How I refine a test spec while writing getting it to green

January 09, 2009

In most of the examples I've read on TDD they show the Red-Green-Refactor cycle as


  1. Write a failing test

  2. Write just enough code to make the test pass

  3. Refactor

  4. Repeat



I absolutely do believe in this cycle and live it every day however I think there's a small detail that differs from what I do. When I move from step 1 to step 2, I keep my test window open and will switch back and forth between the test and code windows and refining the test while writing the code that makes the test pass. Its only as I write the code that I realize what calls I need to mock out in the test which also adds additional expectations to my test. I'm sure this is how most people work but I've never seen it written up so I'm going to try going through an example here.

Let's say I have a social networking application with a page showing friend requests where you can accept or reject each request. Something like this


Friend Requests:

Accept request from Pat?
Accept request from Gourav?



Now I'm ready to implement an action in the Friend Controller that receives a posted form with a list of friend requests to accept and reject. I might first go into my friends_controller_spec.rb and write something like


describe FriendController do
it 'should approve one friend requests' do
post :update_requests, :approved_requests => ['123']
response.should be_redirect
response.should redirect_to(:back)
flash[:notice].should == "Friend requests approved."
end
end



Now I have a failing test so I start implementing the code


class FriendController < ApplicationController
def update_requests
FriendRequest.approve(params[:approve_requests])
flash[:notice] = "User access changes saved."
redirect_to :back
end
end



I'm done but my test is still failing...why? I haven't added the approve method to my FriendRequest model yet. I could go ahead and implement that method to get this test to pass but I don't want to do that because then this test would be testing more than just one unit. This is a unit test for the update_requests method of my FriendController and should be isolated from bugs in the rest of my application. Time to go back to the spec and add a mock to isolate this spec from the model and impose another expectation on my spec (that the method be called with the correct argument).

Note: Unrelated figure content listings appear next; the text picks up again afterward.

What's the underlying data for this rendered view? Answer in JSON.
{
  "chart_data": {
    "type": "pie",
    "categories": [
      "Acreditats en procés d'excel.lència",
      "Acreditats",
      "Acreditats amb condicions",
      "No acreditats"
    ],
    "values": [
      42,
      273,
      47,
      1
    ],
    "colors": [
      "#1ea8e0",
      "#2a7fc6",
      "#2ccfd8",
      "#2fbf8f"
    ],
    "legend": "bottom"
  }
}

describe FriendController do
it 'should approve one friend requests' do
FriendRequest.expects(:approve).with(['123'])
request.env['HTTP_REFERER'] = "http://some.site.com"

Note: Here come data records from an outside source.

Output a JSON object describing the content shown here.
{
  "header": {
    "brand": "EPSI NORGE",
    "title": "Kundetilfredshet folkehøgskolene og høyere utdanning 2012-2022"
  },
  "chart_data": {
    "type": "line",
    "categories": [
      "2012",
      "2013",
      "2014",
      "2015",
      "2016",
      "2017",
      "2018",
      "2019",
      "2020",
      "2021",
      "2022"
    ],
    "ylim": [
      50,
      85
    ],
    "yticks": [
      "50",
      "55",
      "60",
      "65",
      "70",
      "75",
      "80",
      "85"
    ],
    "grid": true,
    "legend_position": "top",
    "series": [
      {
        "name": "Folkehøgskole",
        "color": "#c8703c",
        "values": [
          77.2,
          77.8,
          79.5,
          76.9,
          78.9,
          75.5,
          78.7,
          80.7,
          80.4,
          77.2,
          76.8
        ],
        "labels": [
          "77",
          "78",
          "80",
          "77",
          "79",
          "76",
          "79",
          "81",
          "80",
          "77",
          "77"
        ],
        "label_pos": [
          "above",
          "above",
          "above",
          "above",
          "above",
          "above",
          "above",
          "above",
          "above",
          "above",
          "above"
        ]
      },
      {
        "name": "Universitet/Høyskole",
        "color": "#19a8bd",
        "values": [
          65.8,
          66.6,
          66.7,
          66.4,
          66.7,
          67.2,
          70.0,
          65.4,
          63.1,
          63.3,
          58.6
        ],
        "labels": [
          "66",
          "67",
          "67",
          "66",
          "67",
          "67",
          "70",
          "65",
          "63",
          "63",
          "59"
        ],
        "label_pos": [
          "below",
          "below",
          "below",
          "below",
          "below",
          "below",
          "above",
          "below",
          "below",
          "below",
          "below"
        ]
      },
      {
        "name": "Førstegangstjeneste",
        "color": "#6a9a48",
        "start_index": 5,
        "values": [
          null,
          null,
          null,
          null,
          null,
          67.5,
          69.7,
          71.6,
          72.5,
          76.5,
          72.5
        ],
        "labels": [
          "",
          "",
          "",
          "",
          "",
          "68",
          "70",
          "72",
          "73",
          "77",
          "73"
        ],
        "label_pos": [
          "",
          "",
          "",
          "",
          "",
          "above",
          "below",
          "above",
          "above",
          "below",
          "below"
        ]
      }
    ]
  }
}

post :update_requests, :approved_requests => ['123']
response.should be_redirect
response.should redirect_to(:back)
flash[:notice].should == "Friend requests approved."
end
end



Now my spec passes and I can do my refactoring then go back to the beginning and write my next expectation.

The point of this example is that when I first wrote the spec I hadn't yet thought about how I would implement update_requests so did not yet know that I would need to mock FriendRequest.approve. I do this all the time and typically find myself go back and forth between the code and spec many times with the spec telling me what code I need to write and the code telling me how to refine the spec.

One last point (and a teaser for a future post). You have probably noticed that although my spec passes if I try to run the application it will not work because I still haven't written the FriendRequest.approve method. In a future post I hope to discuss how to interleave integration testing into this process to ensure that the classes we're writing in isolation also integrate so that the application satisfies its business function.